I just shook hands with each of you at the top of The Approach. Tomorrow, I will welcome you, formally, to Rensselaer Polytechnic Institute at the Freshman Convocation.
But today it's my great pleasure to welcome you to Troy itself. The City of Troy and Rensselaer are alike in that they are old institutions, with old traditions—that constantly reinvent themselves in vibrant new ways.
We hope that you have enjoyed our Navigating Rensselaer & Beyond Program, which is designed, in part, to familiarize you with the “beyond” aspect of your education—in other words, with our home city and the remarkable region surrounding it.
We hope that your explorations have ignited your curiosity about the Capital Region, the Adirondacks to our north, and the Hudson River Valley to our south, and we encourage you to continue to explore. Indeed, many have devoted a lifetime of study to understanding the geology, geography, and history of this region.
The river itself is quite fascinating. For much of its length, the Hudson is not a river at all, but rather an estuary. So powerful are the currents of the Atlantic Ocean that, at high tide, the river is salinized all the way here in Troy, about 165 miles from its mouth.
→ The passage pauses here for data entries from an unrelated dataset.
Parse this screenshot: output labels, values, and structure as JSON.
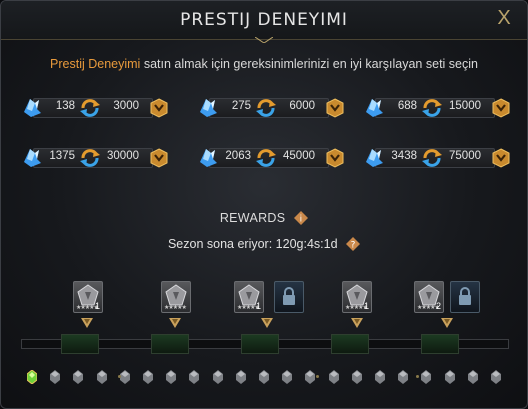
{
  "dialog": {
    "title": "PRESTIJ DENEYIMI",
    "close_label": "X"
  },
  "subtitle": {
    "accent": "Prestij Deneyimi",
    "rest": "satın almak için gereksinimlerinizi en iyi karşılayan seti seçin"
  },
  "bundles": [
    {
      "crystals": "138",
      "xp": "3000"
    },
    {
      "crystals": "275",
      "xp": "6000"
    },
    {
      "crystals": "688",
      "xp": "15000"
    },
    {
      "crystals": "1375",
      "xp": "30000"
    },
    {
      "crystals": "2063",
      "xp": "45000"
    },
    {
      "crystals": "3438",
      "xp": "75000"
    }
  ],
  "rewards": {
    "label": "REWARDS",
    "season_text": "Sezon sona eriyor: 120g:4s:1d",
    "slots": [
      {
        "count": "1",
        "stars": "★★★★★"
      },
      {
        "count": "",
        "stars": "★★★★★"
      },
      {
        "count": "1",
        "stars": "★★★★★"
      },
      {
        "count": "",
        "stars": ""
      },
      {
        "count": "1",
        "stars": "★★★★★"
      },
      {
        "count": "2",
        "stars": "★★★★★"
      },
      {
        "count": "",
        "stars": ""
      }
    ]
  },
  "colors": {
    "accent": "#e89a3c",
    "gold": "#b9a36b",
    "crystal": "#5fb8ff"
  }
}
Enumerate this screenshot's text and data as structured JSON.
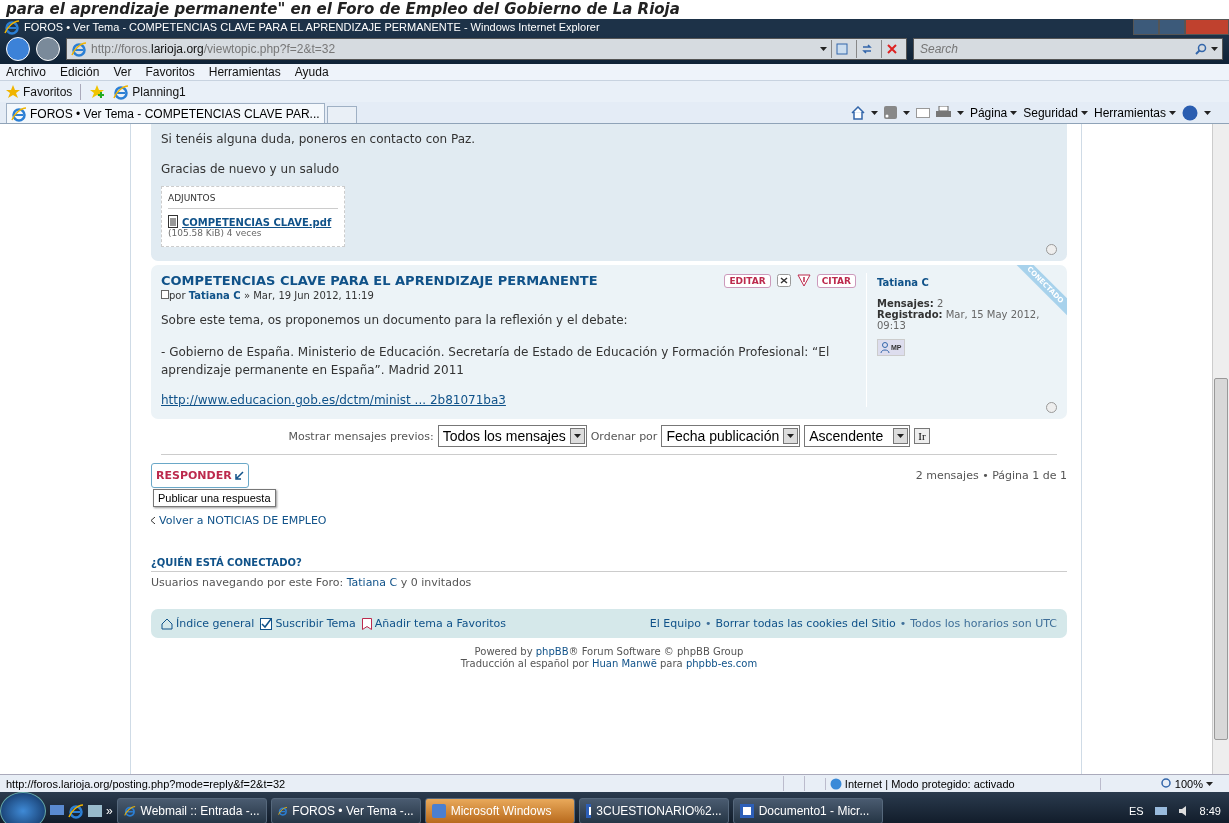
{
  "caption": "para el aprendizaje permanente\" en el Foro de Empleo del Gobierno de La Rioja",
  "window": {
    "title": "FOROS • Ver Tema - COMPETENCIAS CLAVE PARA EL APRENDIZAJE PERMANENTE - Windows Internet Explorer"
  },
  "address": {
    "url_host": "http://foros.",
    "url_domain": "larioja.org",
    "url_path": "/viewtopic.php?f=2&t=32",
    "search_placeholder": "Search"
  },
  "menu": [
    "Archivo",
    "Edición",
    "Ver",
    "Favoritos",
    "Herramientas",
    "Ayuda"
  ],
  "favorites_bar": {
    "label": "Favoritos",
    "items": [
      "Planning1"
    ]
  },
  "tabs": [
    {
      "label": "FOROS • Ver Tema - COMPETENCIAS CLAVE PAR...",
      "selected": true
    }
  ],
  "command_bar": [
    "Página",
    "Seguridad",
    "Herramientas"
  ],
  "post_tail": {
    "lines": [
      "Si tenéis alguna duda, poneros en contacto con Paz.",
      "Gracias de nuevo y un saludo"
    ],
    "attachments": {
      "title": "ADJUNTOS",
      "file": "COMPETENCIAS CLAVE.pdf",
      "meta": "(105.58 KiB) 4 veces"
    }
  },
  "post": {
    "title": "COMPETENCIAS CLAVE PARA EL APRENDIZAJE PERMANENTE",
    "by": "por",
    "author": "Tatiana C",
    "date": "» Mar, 19 Jun 2012, 11:19",
    "body": [
      "Sobre este tema, os proponemos un documento para la reflexión y el debate:",
      "- Gobierno de España. Ministerio de Educación. Secretaría de Estado de Educación y Formación Profesional: “El aprendizaje permanente en España”. Madrid 2011"
    ],
    "link": "http://www.educacion.gob.es/dctm/minist ... 2b81071ba3",
    "actions": [
      {
        "kind": "edit",
        "label": "EDITAR"
      },
      {
        "kind": "delete"
      },
      {
        "kind": "report"
      },
      {
        "kind": "quote",
        "label": "CITAR"
      }
    ],
    "profile": {
      "name": "Tatiana C",
      "stats": [
        {
          "label": "Mensajes:",
          "value": "2"
        },
        {
          "label": "Registrado:",
          "value": "Mar, 15 May 2012, 09:13"
        }
      ],
      "badge": "CONECTADO",
      "pm": "MP"
    }
  },
  "sort_bar": {
    "label_1": "Mostrar mensajes previos:",
    "select_1": "Todos los mensajes",
    "label_2": "Ordenar por",
    "select_2": "Fecha publicación",
    "select_3": "Ascendente",
    "go": "Ir"
  },
  "reply_button": "RESPONDER",
  "pagination": "2 mensajes • Página 1 de 1",
  "tooltip": "Publicar una respuesta",
  "back_link": "Volver a NOTICIAS DE EMPLEO",
  "who_online": {
    "title": "¿QUIÉN ESTÁ CONECTADO?",
    "parts": [
      {
        "text": "Usuarios navegando por este Foro: ",
        "link": false
      },
      {
        "text": "Tatiana C",
        "link": true
      },
      {
        "text": " y 0 invitados",
        "link": false
      }
    ]
  },
  "footer_nav": {
    "left": [
      {
        "kind": "home",
        "label": "Índice general"
      },
      {
        "kind": "subscribe",
        "label": "Suscribir Tema"
      },
      {
        "kind": "bookmark",
        "label": "Añadir tema a Favoritos"
      }
    ],
    "right": [
      {
        "text": "El Equipo",
        "link": true
      },
      {
        "text": "•",
        "link": false
      },
      {
        "text": "Borrar todas las cookies del Sitio",
        "link": true
      },
      {
        "text": "•",
        "link": false
      },
      {
        "text": "Todos los horarios son UTC",
        "link": false
      }
    ]
  },
  "credits": [
    [
      {
        "text": "Powered by ",
        "link": false
      },
      {
        "text": "phpBB",
        "link": true
      },
      {
        "text": "® Forum Software © phpBB Group",
        "link": false
      }
    ],
    [
      {
        "text": "Traducción al español por ",
        "link": false
      },
      {
        "text": "Huan Manwë",
        "link": true
      },
      {
        "text": " para ",
        "link": false
      },
      {
        "text": "phpbb-es.com",
        "link": true
      }
    ]
  ],
  "status_bar": {
    "url": "http://foros.larioja.org/posting.php?mode=reply&f=2&t=32",
    "zone": "Internet | Modo protegido: activado",
    "zoom": "100%"
  },
  "taskbar": {
    "more": "»",
    "tasks": [
      {
        "label": "Webmail :: Entrada -...",
        "kind": "ie",
        "selected": false
      },
      {
        "label": "FOROS • Ver Tema -...",
        "kind": "ie",
        "selected": false
      },
      {
        "label": "Microsoft Windows",
        "kind": "app",
        "selected": true
      },
      {
        "label": "3CUESTIONARIO%2...",
        "kind": "word",
        "selected": false
      },
      {
        "label": "Documento1 - Micr...",
        "kind": "word",
        "selected": false
      }
    ],
    "lang": "ES",
    "time": "8:49"
  }
}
In 1609, Englishman Henry Hudson was looking for a rumored northeast passage to China when he entered New York Bay and what is now the river named for him. He and his crew traveled nearly to Albany before realizing that the Hudson would not, in fact, lead them to China.
Troy prospered, nonetheless, because of its favorable site near the juncture of the Hudson and Mohawk Rivers, which connected the city to the world beyond, and powered industry and commerce. Troy rose to prominence as a waypoint for the shipment of goods from Vermont to New York City. By 1860, Troy was one of eight manufacturing centers that produced all of the nation's iron and steel—key materials for the Industrial Revolution.
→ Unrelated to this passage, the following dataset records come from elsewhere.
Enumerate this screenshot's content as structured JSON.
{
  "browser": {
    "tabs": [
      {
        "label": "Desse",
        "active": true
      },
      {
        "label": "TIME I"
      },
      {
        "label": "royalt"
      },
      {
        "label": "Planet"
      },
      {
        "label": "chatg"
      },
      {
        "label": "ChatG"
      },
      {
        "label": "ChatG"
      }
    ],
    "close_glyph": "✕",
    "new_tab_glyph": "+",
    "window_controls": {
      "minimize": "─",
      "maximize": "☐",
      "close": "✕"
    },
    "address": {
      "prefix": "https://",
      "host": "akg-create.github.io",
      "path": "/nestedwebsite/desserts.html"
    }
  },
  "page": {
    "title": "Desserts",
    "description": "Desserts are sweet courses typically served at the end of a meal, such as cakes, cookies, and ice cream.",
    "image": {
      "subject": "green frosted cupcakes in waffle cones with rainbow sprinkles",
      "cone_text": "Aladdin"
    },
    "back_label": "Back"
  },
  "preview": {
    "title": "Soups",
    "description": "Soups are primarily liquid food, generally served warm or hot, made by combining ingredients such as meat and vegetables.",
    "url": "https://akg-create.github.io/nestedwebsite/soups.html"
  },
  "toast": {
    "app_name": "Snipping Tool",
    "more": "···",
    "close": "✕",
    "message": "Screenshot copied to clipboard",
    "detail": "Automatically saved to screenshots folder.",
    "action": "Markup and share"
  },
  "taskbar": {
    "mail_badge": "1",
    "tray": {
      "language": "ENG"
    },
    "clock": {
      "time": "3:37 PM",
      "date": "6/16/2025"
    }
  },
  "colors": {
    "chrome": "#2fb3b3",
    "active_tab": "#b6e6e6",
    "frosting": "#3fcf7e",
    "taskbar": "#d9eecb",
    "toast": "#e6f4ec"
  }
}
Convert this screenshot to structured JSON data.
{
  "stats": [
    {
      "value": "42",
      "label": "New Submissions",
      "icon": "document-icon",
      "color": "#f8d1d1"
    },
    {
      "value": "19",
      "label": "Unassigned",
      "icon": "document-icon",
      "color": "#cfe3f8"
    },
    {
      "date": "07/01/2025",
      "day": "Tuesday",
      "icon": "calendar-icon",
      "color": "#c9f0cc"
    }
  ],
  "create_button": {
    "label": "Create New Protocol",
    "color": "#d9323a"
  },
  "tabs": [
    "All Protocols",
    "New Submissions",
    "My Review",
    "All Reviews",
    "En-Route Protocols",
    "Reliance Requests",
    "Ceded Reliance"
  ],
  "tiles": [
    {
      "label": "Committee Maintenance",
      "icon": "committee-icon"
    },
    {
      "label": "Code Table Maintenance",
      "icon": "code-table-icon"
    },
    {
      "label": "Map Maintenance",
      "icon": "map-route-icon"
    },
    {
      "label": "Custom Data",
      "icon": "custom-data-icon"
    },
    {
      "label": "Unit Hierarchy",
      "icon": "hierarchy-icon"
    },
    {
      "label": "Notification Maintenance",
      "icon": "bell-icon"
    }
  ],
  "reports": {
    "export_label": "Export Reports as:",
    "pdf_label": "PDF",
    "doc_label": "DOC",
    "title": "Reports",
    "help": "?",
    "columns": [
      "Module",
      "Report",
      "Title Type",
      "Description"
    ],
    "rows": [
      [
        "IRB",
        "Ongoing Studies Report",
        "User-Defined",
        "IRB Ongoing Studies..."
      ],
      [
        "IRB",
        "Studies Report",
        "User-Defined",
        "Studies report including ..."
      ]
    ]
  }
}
Rensselaer Polytechnic Institute was founded in 1824, also to assist in spreading knowledge and commerce across our nation. The school was established to enable—in the words of our philanthropic founder Stephen Van Rensselaer—“the diffusion of a very useful kind of knowledge”—concerned with “the application of science to the common purposes of life.” Indeed, Rensselaer graduates went on to build roads, bridges, railroads, canals—the infrastructure that made the United States a great industrial power—something our graduates continue to do today, in realms digital and physical alike.
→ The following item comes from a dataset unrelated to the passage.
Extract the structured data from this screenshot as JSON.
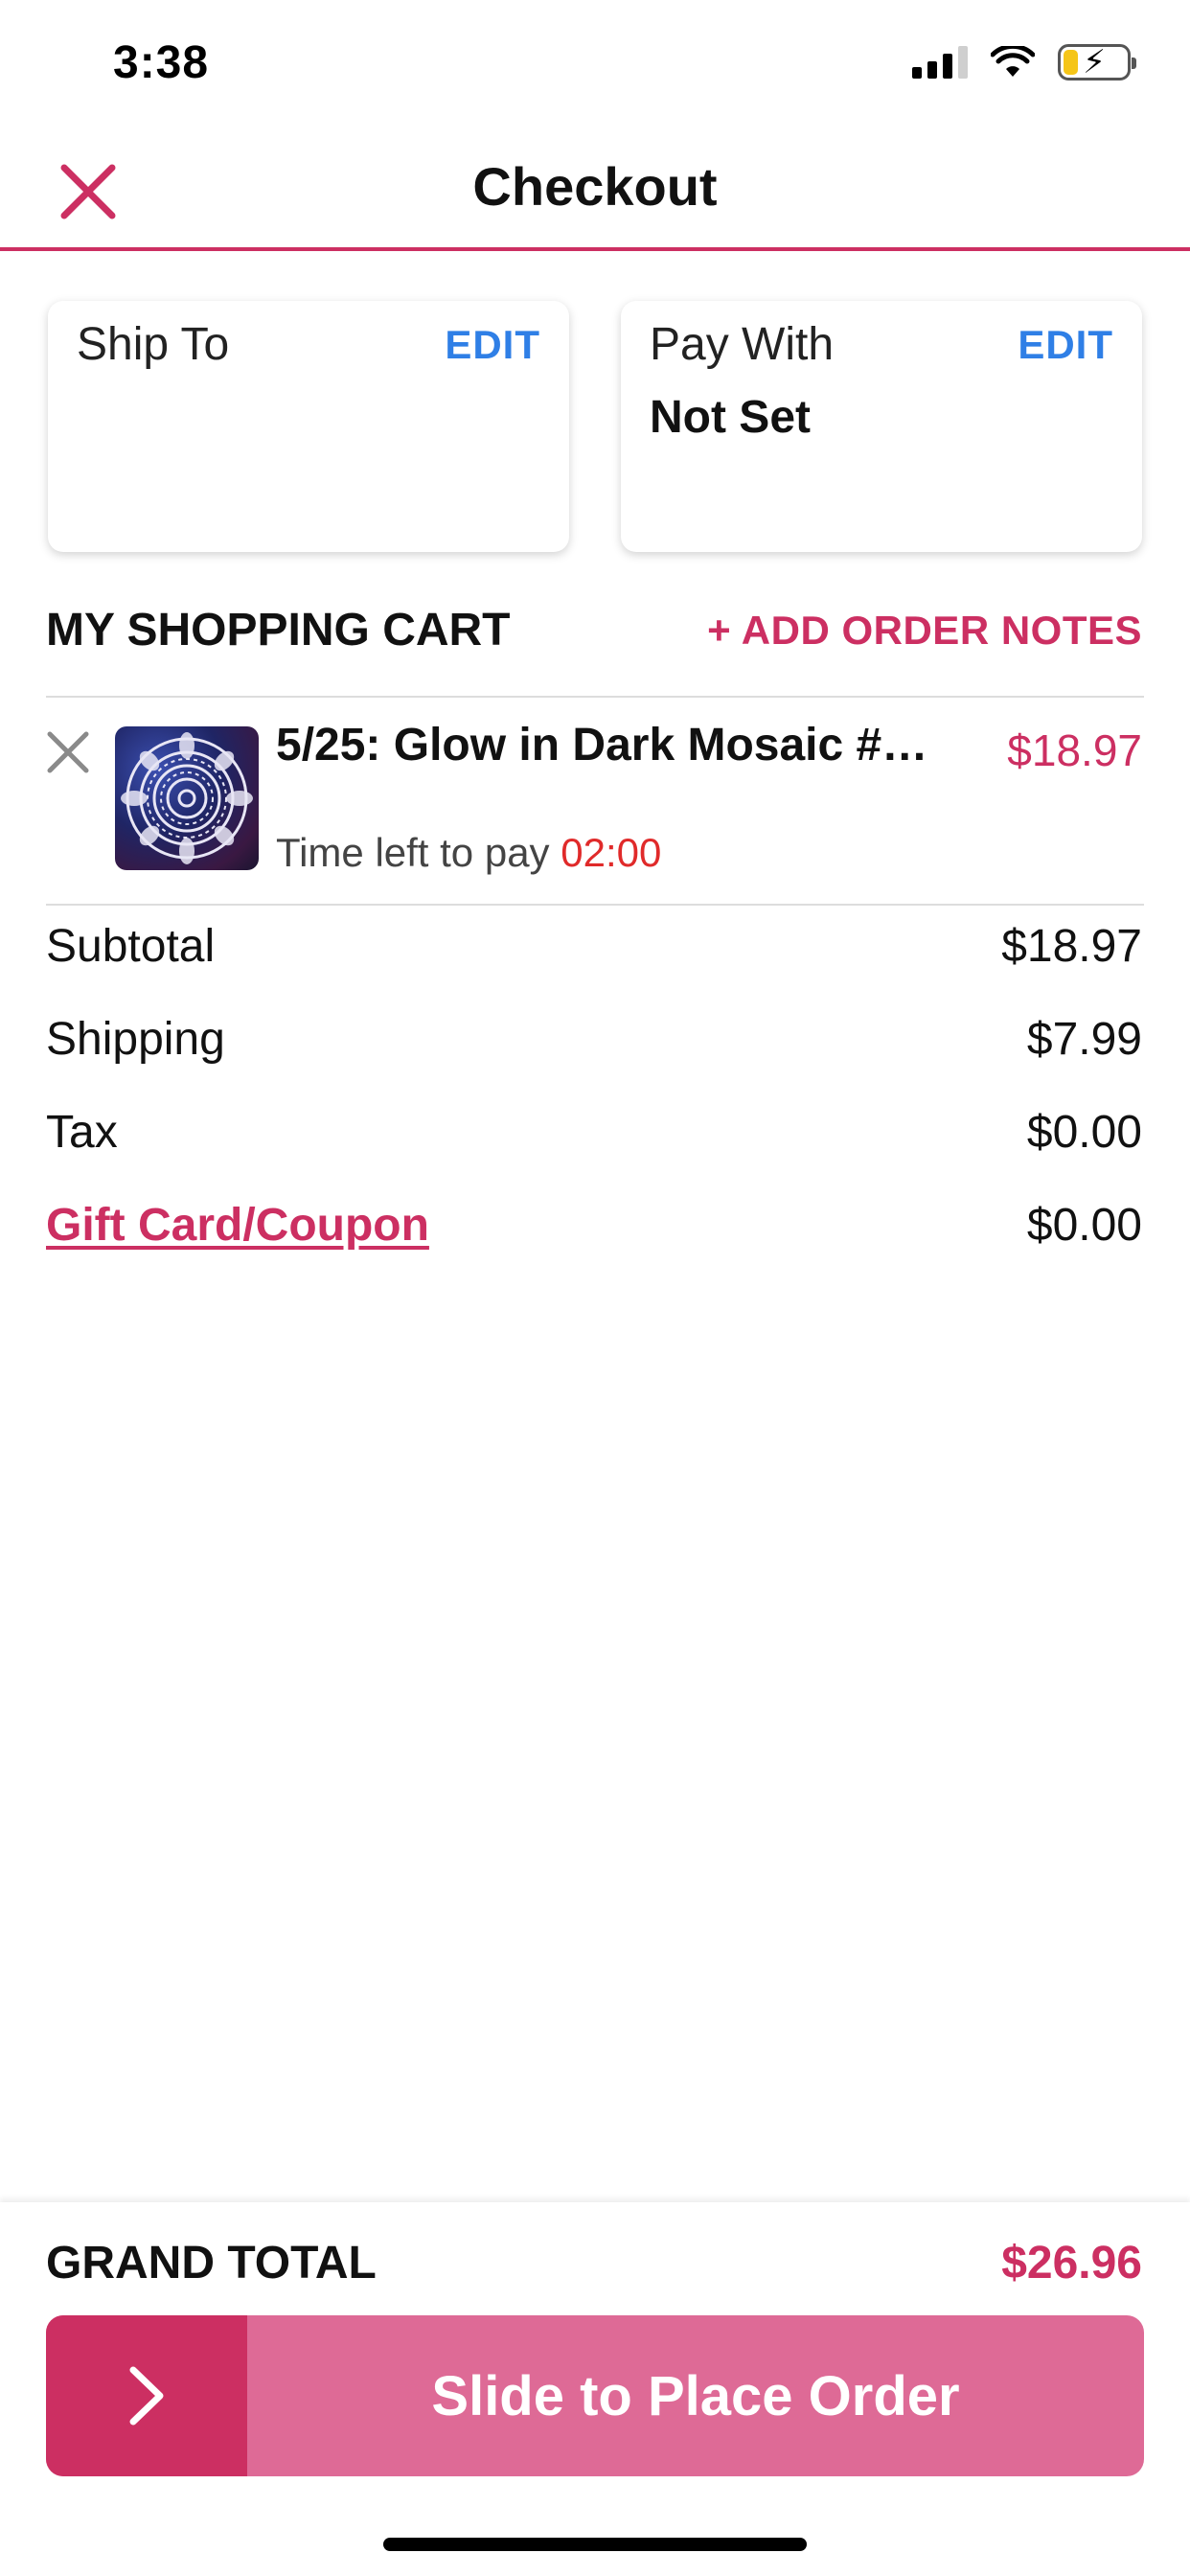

The staircase you just descended is another example of the ways that Troy and Rensselaer have grown together throughout their history. The stairs were built on the site of The Main Building, the first building constructed specifically for Rensselaer Polytechnic Institute, thirty-seven years after its founding.
On June 4, 1904, a fire gutted The Main Building, and after considering many options, including leaving Troy, the Rensselaer leadership chose to rebuild on the hill above the city. The leaders of the City of Troy built The Approach in gratitude, to symbolize the ongoing close relationship between Rensselaer and Troy.
Over a hundred years later, this grand staircase still reminds us of the vital linkages between our university and the city—and reminds us, as well, that we do not learn or grow in isolation.
Indeed, your education is intended to help you find your place, and make your mark, in the larger world. During your time at Rensselaer, I urge you to use these stairs regularly as your passage into a broader community.
Troy is a wonderfully walkable city. I urge you to take advantage of its many delightful restaurants, and remarkable cultural offerings, such as the concerts at the Troy Music Hall—or Troy Night Out, which, on the last Friday of every month, allows everyone to stroll to dozens of art events and music venues downtown, and truly to appreciate the remarkable creative community here.
I hope that each time you venture downtown, you will recall the curiosity and the wonder that you have felt this week, embarking upon your college adventure. We hope that you will continue to carry that sense of discovery with you as you navigate your Rensselaer career.